Syneos Health:
Insights into the needs of globally dispersed employees

Key takeaways:

Sector: Syneos Health® (Nasdaq:SYNH) is the only fully integrated biopharmaceutical solutions organization purpose-built to accelerate customer success.
Survey conducted: June 2021
Target population: 10,000+ employees, 152 buildings across 59 countries
Workplace lifecycle stage: Workplace reinvention and footprint optimization
Leesman survey deployed: Global Home Working Experience Survey

Leesman home working benchmark H-Lmi: 75.1
Syneos Health global home working H-Lmi 79.3

Syneos Health Av top quarter H-Lmi: 97.9
Av bottom quarter H-Lmi: 54.4

Syneos Health is a diverse multinational organisation operating in ~70 countries. With around half of employees not assigned to an office pre-pandemic, Syneos Health believed it was a step ahead of other companies when the pandemic struck, and the world went into lockdown in 2020.

The assumption was that with so many staff members already working remotely, mass home working would be less of a challenge for the organisation compared to others that were predominantly office bound five days per week.

Regardless, Syneos Health deployed a global Home Working Survey in June 2021, to conduct a complete assessment of their employees’ experiences around the world and the results were both enlightening and often unexpected.

Leesman surveyed 10,694 employees in 59 countries. A key finding was the variation in home working performance between different countries. South Africa, the United States, Portugal, Slovakia, China and Mexico all did extremely well. On the other end of the spectrum of home working experience were Malaysia, Hong Kong, Chile, Sweden, Denmark, Japan, Taiwan, Singapore and Finland. Some of these results took the organisation by surprise.

For example, in Japan, the majority of employees work in remote-based roles on healthcare sites, therefore, managers expected that they would be less inclined to go into offices. In addition, the team expected the data to show a diminished need for employees who travel for work to be in the office. However, the survey revealed Japanese employees wanted to be back in the office. Patrick Hoffman, Senior Vice President of Corporate Real Estate & Services, commented: “They want to be part of a community of collaborators in the office, and we were glad to see this feedback”.

South Africa was another eye-opener.

Syneos Health had believed the South African office to be an ideal working space and assumed employees would be eager to return. Yet the country produced an impressively high home working performance score revealing that many were having an excellent experience at home.

A possible answer suggested by the data, showed that South African employees typically worked in biostats, a focused role that benefits from quiet, undisturbed surroundings and with a slightly lower role complexity that other functions. Hoffman commented: “the team applies statistical techniques to scientific research. Then all of a sudden, it clicked. They don’t necessarily collaborate throughout the day, and their work style is well supported at home most of the time”.

In comparing home working performance across different countries, the Leesman survey was able to tease out the positive and negative factors that impacted employee satisfaction within each country. The results have helped Syneos Health understand why some countries managed home working better than others, as well as identify general principles that apply to everyone regardless of location.

For example, it was noticeable that countries considered low performing had a substantially higher percentage of respondents working from a non-specific home setting, such as a dining table, compared to those in high-performing countries. Linked to this is the finding that most of the low-performing countries were in Asia, where space is usually more of a challenge and smaller homes are the norm. This clearly suggests quantity and quality of home work space is a key factor in determining employees’ satisfaction with home working.
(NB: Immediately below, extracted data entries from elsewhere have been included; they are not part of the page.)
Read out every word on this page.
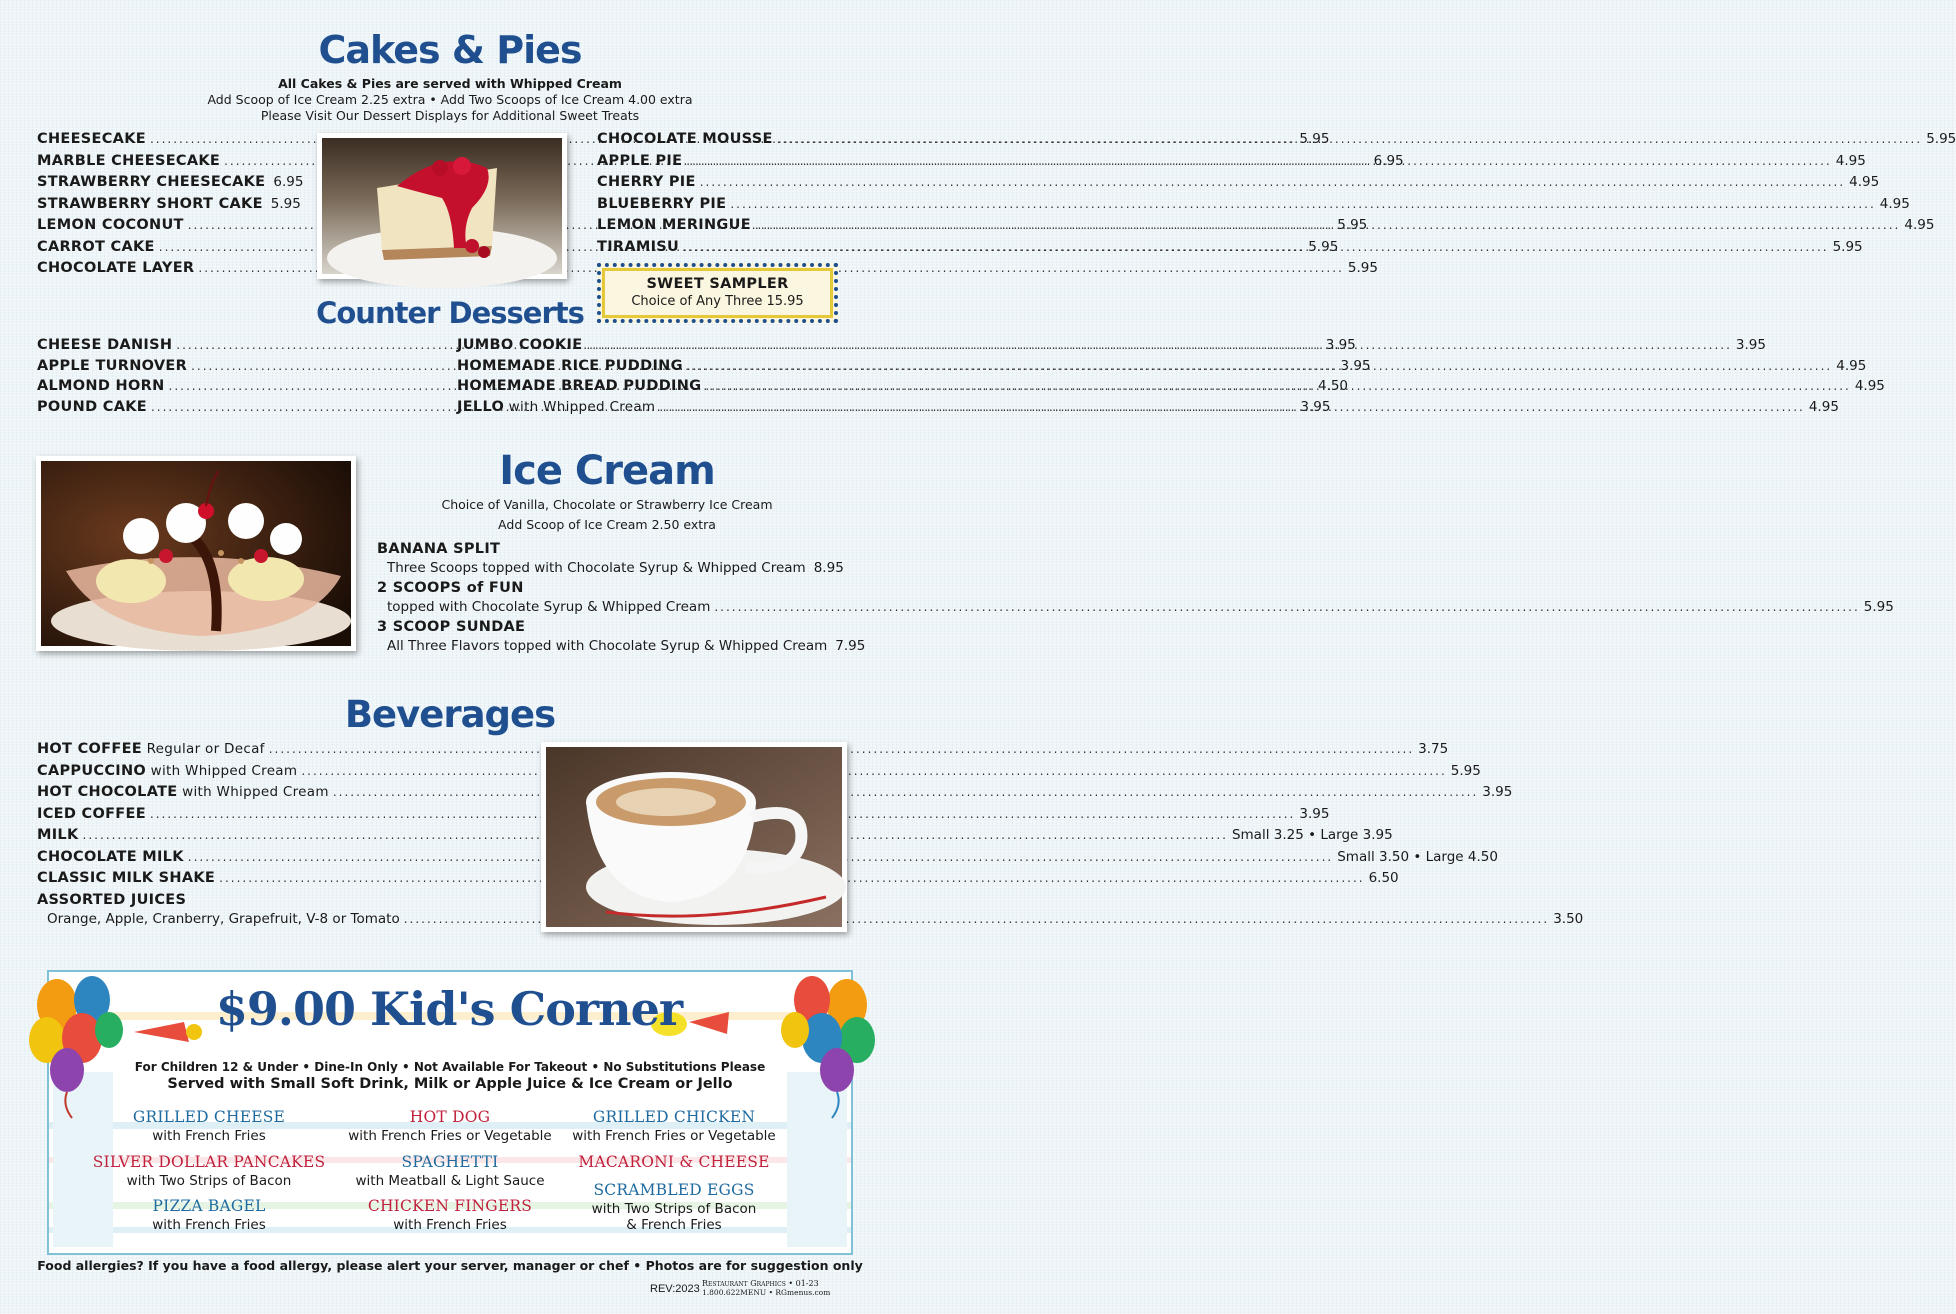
Cakes & Pies
All Cakes & Pies are served with Whipped Cream
Add Scoop of Ice Cream 2.25 extra • Add Two Scoops of Ice Cream 4.00 extra
Please Visit Our Dessert Displays for Additional Sweet Treats
CHEESECAKE .....	5.95
MARBLE CHEESECAKE .....	6.95
STRAWBERRY CHEESECAKE 6.95
STRAWBERRY SHORT CAKE 5.95
LEMON COCONUT .....	5.95
CARROT CAKE .....	5.95
CHOCOLATE LAYER .....	5.95
CHOCOLATE MOUSSE .....	5.95
APPLE PIE .....	4.95
CHERRY PIE .....	4.95
BLUEBERRY PIE .....	4.95
LEMON MERINGUE .....	4.95
TIRAMISU .....	5.95
SWEET SAMPLER
Choice of Any Three 15.95
Counter Desserts
CHEESE DANISH .....	3.95
APPLE TURNOVER .....	3.95
ALMOND HORN .....	4.50
POUND CAKE .....	3.95
JUMBO COOKIE .....	3.95
HOMEMADE RICE PUDDING .....	4.95
HOMEMADE BREAD PUDDING .....	4.95
JELLO with Whipped Cream .....	4.95
Ice Cream
Choice of Vanilla, Chocolate or Strawberry Ice Cream
Add Scoop of Ice Cream 2.50 extra
BANANA SPLIT
Three Scoops topped with Chocolate Syrup & Whipped Cream 8.95
2 SCOOPS of FUN
topped with Chocolate Syrup & Whipped Cream .....	5.95
3 SCOOP SUNDAE
All Three Flavors topped with Chocolate Syrup & Whipped Cream 7.95
Beverages
HOT COFFEE Regular or Decaf .....	3.75
CAPPUCCINO with Whipped Cream .....	5.95
HOT CHOCOLATE with Whipped Cream .....	3.95
ICED COFFEE .....	3.95
MILK .....	Small 3.25 • Large 3.95
CHOCOLATE MILK .....	Small 3.50 • Large 4.50
CLASSIC MILK SHAKE .....	6.50
ASSORTED JUICES
Orange, Apple, Cranberry, Grapefruit, V-8 or Tomato .....	3.50
$9.00 Kid's Corner
For Children 12 & Under • Dine-In Only • Not Available For Takeout • No Substitutions Please
Served with Small Soft Drink, Milk or Apple Juice & Ice Cream or Jello
GRILLED CHEESE
with French Fries
HOT DOG
with French Fries or Vegetable
GRILLED CHICKEN
with French Fries or Vegetable
SILVER DOLLAR PANCAKES
with Two Strips of Bacon
SPAGHETTI
with Meatball & Light Sauce
MACARONI & CHEESE
PIZZA BAGEL
with French Fries
CHICKEN FINGERS
with French Fries
SCRAMBLED EGGS
with Two Strips of Bacon
& French Fries
Food allergies? If you have a food allergy, please alert your server, manager or chef • Photos are for suggestion only
REV:2023 Restaurant Graphics • 01-23
1.800.622MENU • RGmenus.com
Another noticeable finding was the importance of feeling connected to colleagues and the organisation as a whole. There was a significant difference between the level of connection employees felt in low and high performing countries, with those employees in the latter feeling considerably more connected to both their colleagues and organisation, surpassing the global benchmark.

Lessons learned

The Global Home Working survey findings have helped Syneos Health to formulate an effective post-Covid strategy that meets the needs of all their employees. Following the survey, Syneos Health’s HR and real estate teams have worked closely together to develop a hybrid working environment that offers more choice and flexibility.

For example, throughout the pandemic, employees had to make a binary choice on where they worked – home or office, with nothing in between. Now a third option has been created that allows home-based employees to be affiliated with a specific office. This provides opportunities to engage with colleagues and attend office events, such as lunch-and-learns, unplugged sessions hosted by Leaders. Hoffman explains: “HR has been a key partner for us to make sure people feel safe, connected, and welcome to come back to the workplace.”

The insights on the best and worst-performing home-work environments have provided Syneos Health with the knowledge needed to predict the shape of their office footprints going forward, anticipate the materials and infrastructure required by employees, and make a strong business case for investment and expansion.

In the future, Syneos Health plans to utilise Leesman data to conduct a year-on-year comparison and gain feedback on the organisation’s evolving office strategy.